The Italians are trying very hard to help us. We were given clothes and essential supplies,” the man stressed.

Ziya has a big family still left in Afghanistan – including his wife, four sons, two daughters, five brothers, four sisters and their families. “They are all in danger. I will try to get them out of Afghanistan with the help of the Italian government,” the man vowed.

Along with his story, Ziya shared with Sputnik some of the amateur photos he managed to snap with his phone during the evacuation and after his arrival in Italy.

Italy codenamed its Afghanistan evacuation mission Operation Aquila Omnia (‘Eagle Totality’). The country completed its evacuations on 27 August, three days before the last US aircraft left the country. Rome deployed 4 Italian Air Force C-130 J cargo planes to fly evacuees to Kuwait. From there, 3 KC-167A tankers awaited to take them to Italy. 224 troops and 31 vehicles were deployed to assist in the operation.

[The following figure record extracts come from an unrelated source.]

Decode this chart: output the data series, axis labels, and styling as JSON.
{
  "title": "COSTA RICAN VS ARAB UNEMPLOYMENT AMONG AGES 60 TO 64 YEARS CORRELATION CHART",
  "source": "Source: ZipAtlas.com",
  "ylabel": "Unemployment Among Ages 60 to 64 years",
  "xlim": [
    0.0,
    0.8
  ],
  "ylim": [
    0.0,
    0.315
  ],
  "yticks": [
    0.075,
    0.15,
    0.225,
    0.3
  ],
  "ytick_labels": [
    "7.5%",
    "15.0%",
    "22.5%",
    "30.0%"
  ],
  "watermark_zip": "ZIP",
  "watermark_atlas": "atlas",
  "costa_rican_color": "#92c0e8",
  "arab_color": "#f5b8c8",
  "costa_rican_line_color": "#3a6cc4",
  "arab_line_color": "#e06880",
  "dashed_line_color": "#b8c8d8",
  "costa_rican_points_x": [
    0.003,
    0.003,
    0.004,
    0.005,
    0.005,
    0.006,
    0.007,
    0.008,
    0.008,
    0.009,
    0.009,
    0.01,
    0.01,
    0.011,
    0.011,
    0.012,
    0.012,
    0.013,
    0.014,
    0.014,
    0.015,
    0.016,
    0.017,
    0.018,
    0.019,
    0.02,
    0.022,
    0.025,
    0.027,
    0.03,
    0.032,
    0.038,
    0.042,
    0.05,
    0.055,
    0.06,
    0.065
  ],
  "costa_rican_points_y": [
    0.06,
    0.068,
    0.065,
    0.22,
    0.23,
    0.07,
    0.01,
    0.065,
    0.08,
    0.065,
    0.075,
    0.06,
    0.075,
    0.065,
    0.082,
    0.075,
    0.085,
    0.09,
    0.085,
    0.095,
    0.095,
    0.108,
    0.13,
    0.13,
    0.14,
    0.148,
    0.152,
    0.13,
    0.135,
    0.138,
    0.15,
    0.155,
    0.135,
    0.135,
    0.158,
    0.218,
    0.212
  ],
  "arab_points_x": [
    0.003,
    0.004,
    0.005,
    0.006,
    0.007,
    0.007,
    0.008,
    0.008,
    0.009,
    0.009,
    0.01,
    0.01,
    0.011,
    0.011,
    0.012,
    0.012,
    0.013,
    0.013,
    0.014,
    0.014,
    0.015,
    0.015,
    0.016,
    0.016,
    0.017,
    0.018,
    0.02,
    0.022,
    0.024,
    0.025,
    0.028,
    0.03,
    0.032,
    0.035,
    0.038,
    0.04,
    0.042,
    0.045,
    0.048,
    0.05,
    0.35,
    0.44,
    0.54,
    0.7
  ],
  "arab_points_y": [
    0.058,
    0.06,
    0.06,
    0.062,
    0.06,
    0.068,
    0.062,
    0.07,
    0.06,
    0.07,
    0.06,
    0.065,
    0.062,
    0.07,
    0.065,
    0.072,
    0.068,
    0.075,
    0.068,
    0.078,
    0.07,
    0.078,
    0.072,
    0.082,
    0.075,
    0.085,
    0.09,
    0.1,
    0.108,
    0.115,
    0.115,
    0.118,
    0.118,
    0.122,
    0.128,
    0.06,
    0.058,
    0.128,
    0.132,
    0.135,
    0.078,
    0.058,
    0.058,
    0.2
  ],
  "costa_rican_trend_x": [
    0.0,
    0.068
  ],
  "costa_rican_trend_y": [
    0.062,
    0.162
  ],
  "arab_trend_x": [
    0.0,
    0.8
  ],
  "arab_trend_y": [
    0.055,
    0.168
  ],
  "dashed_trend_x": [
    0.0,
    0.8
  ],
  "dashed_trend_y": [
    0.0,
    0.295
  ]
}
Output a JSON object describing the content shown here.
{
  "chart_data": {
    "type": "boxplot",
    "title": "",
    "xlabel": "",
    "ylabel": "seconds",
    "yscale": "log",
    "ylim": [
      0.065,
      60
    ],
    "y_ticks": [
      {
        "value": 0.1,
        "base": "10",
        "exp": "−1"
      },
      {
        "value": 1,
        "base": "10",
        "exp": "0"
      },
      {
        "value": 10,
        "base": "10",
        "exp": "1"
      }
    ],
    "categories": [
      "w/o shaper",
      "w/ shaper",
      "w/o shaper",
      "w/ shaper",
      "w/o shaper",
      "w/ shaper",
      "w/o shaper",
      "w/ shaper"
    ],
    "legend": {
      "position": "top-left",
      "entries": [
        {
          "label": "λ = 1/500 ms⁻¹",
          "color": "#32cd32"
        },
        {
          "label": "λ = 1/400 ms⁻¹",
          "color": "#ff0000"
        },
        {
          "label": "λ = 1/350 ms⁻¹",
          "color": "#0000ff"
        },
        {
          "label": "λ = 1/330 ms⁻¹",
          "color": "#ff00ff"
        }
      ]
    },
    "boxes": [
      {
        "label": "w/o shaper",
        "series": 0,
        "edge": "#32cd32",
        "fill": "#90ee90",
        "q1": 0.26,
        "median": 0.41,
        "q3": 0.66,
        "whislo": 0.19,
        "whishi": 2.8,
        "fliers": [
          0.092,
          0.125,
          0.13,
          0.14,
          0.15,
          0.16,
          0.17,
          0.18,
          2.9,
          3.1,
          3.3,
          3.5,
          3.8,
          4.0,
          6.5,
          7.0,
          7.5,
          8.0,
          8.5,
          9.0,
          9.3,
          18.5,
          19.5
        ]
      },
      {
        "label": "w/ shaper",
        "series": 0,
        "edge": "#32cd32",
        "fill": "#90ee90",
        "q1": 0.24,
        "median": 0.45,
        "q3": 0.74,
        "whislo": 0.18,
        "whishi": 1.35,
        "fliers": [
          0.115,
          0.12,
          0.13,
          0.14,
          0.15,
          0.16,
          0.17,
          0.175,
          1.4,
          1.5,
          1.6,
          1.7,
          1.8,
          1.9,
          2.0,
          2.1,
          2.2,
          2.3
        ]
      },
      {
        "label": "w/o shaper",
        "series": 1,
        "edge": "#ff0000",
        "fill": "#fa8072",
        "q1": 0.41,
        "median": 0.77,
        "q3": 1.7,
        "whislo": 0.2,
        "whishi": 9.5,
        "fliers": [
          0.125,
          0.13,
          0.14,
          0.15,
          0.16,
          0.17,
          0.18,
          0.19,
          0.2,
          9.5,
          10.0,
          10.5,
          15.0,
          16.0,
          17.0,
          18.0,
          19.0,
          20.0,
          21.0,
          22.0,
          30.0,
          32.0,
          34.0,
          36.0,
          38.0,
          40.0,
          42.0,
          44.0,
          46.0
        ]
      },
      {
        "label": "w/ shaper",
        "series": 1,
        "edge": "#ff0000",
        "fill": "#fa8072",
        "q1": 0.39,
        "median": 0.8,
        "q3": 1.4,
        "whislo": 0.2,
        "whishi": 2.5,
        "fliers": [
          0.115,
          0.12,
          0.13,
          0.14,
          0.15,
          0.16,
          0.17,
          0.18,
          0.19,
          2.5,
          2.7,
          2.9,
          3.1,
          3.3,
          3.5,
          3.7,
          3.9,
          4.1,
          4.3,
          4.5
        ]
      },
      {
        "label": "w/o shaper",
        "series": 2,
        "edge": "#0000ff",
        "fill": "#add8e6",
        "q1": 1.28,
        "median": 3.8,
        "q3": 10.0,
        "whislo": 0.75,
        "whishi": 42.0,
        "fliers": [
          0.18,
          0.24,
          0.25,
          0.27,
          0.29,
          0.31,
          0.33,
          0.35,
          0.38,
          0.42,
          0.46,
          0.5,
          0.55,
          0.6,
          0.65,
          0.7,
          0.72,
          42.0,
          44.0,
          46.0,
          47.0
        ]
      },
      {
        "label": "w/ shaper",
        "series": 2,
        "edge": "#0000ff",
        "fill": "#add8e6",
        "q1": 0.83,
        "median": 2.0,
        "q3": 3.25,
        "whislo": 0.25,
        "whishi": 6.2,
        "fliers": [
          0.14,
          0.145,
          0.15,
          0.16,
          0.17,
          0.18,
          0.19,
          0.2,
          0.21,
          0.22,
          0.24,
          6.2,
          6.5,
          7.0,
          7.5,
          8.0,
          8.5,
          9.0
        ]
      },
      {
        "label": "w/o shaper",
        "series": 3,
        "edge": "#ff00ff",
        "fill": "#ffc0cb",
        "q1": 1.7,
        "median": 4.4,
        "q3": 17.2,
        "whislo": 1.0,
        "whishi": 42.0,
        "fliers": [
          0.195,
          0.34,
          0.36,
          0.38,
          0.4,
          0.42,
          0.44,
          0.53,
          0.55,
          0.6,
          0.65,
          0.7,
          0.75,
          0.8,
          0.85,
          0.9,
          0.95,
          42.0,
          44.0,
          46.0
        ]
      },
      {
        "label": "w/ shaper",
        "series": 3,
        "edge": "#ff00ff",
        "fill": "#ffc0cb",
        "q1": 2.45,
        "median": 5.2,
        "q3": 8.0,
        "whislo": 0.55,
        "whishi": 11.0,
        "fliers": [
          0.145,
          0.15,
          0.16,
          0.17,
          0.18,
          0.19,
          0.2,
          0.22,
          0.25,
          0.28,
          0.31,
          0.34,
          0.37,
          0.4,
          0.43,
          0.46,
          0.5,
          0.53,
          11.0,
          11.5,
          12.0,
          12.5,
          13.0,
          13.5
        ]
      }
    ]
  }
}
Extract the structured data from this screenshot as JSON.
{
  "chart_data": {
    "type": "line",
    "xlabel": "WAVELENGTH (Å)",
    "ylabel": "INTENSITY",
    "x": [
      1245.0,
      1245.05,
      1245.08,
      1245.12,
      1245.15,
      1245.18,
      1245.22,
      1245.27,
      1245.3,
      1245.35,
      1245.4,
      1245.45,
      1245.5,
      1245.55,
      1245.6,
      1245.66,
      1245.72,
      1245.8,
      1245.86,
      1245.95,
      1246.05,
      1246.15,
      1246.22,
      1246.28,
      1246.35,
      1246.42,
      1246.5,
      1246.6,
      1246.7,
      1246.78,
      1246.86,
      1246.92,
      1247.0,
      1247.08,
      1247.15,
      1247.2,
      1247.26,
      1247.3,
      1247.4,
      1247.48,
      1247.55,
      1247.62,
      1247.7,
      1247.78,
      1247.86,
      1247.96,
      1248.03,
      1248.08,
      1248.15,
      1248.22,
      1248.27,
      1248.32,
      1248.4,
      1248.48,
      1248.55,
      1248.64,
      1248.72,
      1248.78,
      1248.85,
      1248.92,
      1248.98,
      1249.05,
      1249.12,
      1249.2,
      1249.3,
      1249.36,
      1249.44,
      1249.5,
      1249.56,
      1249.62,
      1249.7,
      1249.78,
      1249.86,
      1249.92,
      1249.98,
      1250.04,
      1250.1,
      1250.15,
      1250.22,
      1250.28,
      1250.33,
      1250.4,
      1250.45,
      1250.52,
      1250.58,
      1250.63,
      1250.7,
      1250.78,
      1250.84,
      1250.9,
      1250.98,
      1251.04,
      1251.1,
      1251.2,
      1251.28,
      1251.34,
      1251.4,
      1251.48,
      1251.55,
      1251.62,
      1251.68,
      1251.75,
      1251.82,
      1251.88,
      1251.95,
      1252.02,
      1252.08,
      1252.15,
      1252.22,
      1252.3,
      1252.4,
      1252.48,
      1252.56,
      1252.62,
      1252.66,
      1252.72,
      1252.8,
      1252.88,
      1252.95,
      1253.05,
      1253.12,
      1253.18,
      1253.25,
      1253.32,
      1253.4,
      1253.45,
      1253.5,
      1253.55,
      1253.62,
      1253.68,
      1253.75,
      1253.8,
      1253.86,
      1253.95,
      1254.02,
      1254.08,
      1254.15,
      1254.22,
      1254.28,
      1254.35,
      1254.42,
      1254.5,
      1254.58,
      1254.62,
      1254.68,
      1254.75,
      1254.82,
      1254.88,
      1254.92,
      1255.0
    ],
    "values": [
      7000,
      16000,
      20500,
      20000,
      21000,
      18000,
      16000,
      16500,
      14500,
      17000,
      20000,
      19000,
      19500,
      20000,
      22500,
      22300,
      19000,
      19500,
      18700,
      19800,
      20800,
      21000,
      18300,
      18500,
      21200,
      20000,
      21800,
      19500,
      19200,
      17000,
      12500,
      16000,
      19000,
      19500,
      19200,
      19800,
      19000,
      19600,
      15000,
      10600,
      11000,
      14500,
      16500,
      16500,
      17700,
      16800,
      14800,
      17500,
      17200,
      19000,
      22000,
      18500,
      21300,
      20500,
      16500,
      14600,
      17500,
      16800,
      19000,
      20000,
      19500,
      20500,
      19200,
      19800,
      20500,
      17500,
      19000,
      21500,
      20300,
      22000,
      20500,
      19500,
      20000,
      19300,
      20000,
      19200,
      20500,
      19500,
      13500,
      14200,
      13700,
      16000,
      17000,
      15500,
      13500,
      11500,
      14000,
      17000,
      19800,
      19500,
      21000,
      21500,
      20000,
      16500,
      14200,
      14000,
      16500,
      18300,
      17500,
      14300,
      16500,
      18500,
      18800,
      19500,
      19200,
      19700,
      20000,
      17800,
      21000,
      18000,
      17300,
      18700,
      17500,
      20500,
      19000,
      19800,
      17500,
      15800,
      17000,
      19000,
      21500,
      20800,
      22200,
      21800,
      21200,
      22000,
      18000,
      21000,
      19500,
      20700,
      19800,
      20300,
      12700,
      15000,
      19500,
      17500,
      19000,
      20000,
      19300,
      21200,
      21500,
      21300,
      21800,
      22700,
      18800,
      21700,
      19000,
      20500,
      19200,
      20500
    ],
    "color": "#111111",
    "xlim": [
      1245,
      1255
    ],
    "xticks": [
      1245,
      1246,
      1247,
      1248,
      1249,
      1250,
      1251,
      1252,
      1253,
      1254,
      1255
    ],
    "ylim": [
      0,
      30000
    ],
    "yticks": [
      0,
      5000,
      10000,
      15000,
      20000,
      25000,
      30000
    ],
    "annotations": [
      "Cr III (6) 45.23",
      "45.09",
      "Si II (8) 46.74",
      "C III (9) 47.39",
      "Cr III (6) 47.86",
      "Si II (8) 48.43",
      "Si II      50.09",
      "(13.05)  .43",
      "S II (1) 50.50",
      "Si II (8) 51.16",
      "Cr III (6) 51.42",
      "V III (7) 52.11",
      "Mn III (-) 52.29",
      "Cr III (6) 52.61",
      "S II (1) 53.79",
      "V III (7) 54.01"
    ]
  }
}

Rome vowed that its evacuations would ensure that all Afghans who collaborated with Italian forces during the war would be airlifted to safety. In total, Italian authorities have reported that 5,011 people were evacuated from Afghanistan during the military operation, among them 4,890 Afghan nationals.

Italy was one of the first nations to join the US in its invasion of Afghanistan in late 2001, and suffered 53 deaths and 723 injuries over 19+ years. About 50,000 Italian troops served in Afghanistan during this period. Italy completed the pullout of its forces in late June 2021 together with Germany – a month and a half before the Afghan government’s dramatic disintegration in the face of a Taliban assault on Kabul.